Segundo a entidade, a expectativa é de que o episódio tenha intensidade ao menos moderada. As projeções também indicam que, caso o fenômeno se confirme, ele deverá persistir por vários meses.

De acordo com o relatório, “as probabilidades de que o episódio prossiga pelo menos até novembro são próximas ou superam 90%”.
“Há 80% de probabilidade de que se instaure um episódio de El Niño entre junho e agosto de 2026”, informou a OMM em comunicado.
O fenômeno ocorre em meio a um cenário global já marcado por temperaturas elevadas e recordes recentes de calor. O último episódio de El Niño foi registrado entre 2023 e 2024, período que coincidiu com os dois anos mais quentes já observados desde o início das medições meteorológicas globais.
A OMM destaca que os sinais observados atualmente no Oceano Pacífico Equatorial reforçam a possibilidade de desenvolvimento do fenômeno. Entre o fim de abril e meados de maio, a temperatura da superfície do mar na porção centro-leste do Pacífico aproximou-se dos níveis tradicionalmente utilizados para caracterizar um episódio de El Niño.
Além disso, a organização identificou temperaturas excepcionalmente elevadas abaixo da superfície do oceano. Em algumas áreas monitoradas, os registros ultrapassaram em mais de 6°C as médias sazonais, criando condições favoráveis para o fortalecimento do aquecimento das águas superficiais.
Os cientistas classificam o El Niño e sua fase oposta, a La Niña, como oscilações naturais do sistema climático terrestre. O fenômeno é caracterizado pelo aumento anormal da temperatura das águas superficiais no centro e no leste do Oceano Pacífico Equatorial.

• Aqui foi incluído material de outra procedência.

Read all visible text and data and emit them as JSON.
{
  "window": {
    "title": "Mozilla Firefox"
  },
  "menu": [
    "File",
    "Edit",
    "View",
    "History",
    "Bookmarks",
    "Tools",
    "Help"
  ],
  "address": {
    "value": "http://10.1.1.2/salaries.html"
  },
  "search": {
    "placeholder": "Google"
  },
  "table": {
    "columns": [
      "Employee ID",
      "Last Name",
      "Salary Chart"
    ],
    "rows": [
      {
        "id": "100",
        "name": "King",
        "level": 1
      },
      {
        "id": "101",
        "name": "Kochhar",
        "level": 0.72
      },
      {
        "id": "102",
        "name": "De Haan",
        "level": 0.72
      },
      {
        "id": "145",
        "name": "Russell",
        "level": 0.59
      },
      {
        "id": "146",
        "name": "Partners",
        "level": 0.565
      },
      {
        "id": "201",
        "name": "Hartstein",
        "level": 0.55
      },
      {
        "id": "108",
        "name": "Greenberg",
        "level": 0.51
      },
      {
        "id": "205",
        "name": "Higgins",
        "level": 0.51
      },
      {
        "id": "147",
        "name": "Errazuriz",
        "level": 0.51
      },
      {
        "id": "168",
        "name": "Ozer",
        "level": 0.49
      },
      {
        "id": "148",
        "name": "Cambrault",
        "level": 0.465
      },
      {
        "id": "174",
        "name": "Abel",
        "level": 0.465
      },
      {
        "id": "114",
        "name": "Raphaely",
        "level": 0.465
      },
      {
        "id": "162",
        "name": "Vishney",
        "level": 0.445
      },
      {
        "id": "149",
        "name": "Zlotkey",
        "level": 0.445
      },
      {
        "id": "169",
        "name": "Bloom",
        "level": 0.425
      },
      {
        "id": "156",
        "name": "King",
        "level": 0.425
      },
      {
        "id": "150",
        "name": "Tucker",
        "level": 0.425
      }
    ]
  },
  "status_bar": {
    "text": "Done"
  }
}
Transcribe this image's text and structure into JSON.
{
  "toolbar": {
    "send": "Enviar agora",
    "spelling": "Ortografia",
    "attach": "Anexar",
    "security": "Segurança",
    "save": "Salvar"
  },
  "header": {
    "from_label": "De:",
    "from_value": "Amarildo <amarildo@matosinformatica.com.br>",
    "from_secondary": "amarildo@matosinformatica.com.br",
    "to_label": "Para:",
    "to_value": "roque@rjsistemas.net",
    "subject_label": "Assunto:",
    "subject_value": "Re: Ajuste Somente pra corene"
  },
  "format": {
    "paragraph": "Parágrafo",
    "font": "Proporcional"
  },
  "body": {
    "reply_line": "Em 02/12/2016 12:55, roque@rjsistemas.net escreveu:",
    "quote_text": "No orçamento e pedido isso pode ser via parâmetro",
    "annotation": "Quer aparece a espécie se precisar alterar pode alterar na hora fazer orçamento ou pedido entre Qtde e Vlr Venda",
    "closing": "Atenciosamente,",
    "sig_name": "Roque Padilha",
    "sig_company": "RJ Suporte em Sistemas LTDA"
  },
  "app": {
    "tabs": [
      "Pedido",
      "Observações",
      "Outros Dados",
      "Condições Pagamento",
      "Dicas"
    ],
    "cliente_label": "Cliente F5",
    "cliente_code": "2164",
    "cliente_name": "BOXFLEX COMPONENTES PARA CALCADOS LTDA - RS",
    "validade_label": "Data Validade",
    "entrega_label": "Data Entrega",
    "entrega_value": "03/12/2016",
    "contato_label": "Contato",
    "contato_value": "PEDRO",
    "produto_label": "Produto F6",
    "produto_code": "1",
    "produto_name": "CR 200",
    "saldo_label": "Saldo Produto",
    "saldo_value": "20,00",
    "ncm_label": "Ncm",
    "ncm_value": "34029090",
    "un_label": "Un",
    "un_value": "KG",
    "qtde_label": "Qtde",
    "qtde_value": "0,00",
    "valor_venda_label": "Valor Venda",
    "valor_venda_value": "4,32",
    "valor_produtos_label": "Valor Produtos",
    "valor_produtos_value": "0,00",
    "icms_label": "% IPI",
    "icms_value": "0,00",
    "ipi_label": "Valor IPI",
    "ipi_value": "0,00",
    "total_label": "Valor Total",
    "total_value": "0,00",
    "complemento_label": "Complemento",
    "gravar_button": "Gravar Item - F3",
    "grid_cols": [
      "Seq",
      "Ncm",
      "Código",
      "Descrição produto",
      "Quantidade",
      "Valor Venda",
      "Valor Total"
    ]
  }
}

Embora tenha origem em uma região específica do planeta, seus efeitos se espalham por diversas áreas devido às alterações provocadas na circulação atmosférica global. Como consequência, podem ocorrer mudanças significativas nos padrões de chuva, temperatura e ocorrência de eventos extremos.
O El Niño costuma surgir em intervalos de dois a sete anos e normalmente permanece ativo entre nove e doze meses. Seus impactos, no entanto, podem ser sentidos durante períodos ainda mais longos.
A secretária-geral da OMM, Celeste Saulo, alertou para os riscos associados ao possível retorno do fenômeno.
“Temos que nos preparar para um episódio de El Niño potencialmente forte, que vai agravar as secas, aumentar as chuvas intensas e agravar o risco de ondas de calor tanto em terra como nos oceanos.”
Segundo a dirigente, a influência do fenômeno tende a ser ainda mais intensa em um planeta que já enfrenta os efeitos das mudanças climáticas.
Celeste Saulo lembrou que o sistema climático global está sob pressão crescente devido ao aquecimento provocado pelas emissões de gases de efeito estufa, o que pode ampliar os impactos tradicionais associados ao El Niño.
A dirigente também ressaltou os avanços obtidos nos sistemas de monitoramento e prevenção de desastres climáticos. Segundo ela, 128 países já contam com sistemas de alerta precoce multirrisco.
O objetivo das Nações Unidas é expandir essa cobertura para todos os países até o final de 2027.
“O objetivo da OMM é que estejam implementados em todos os países até o final de 2027.”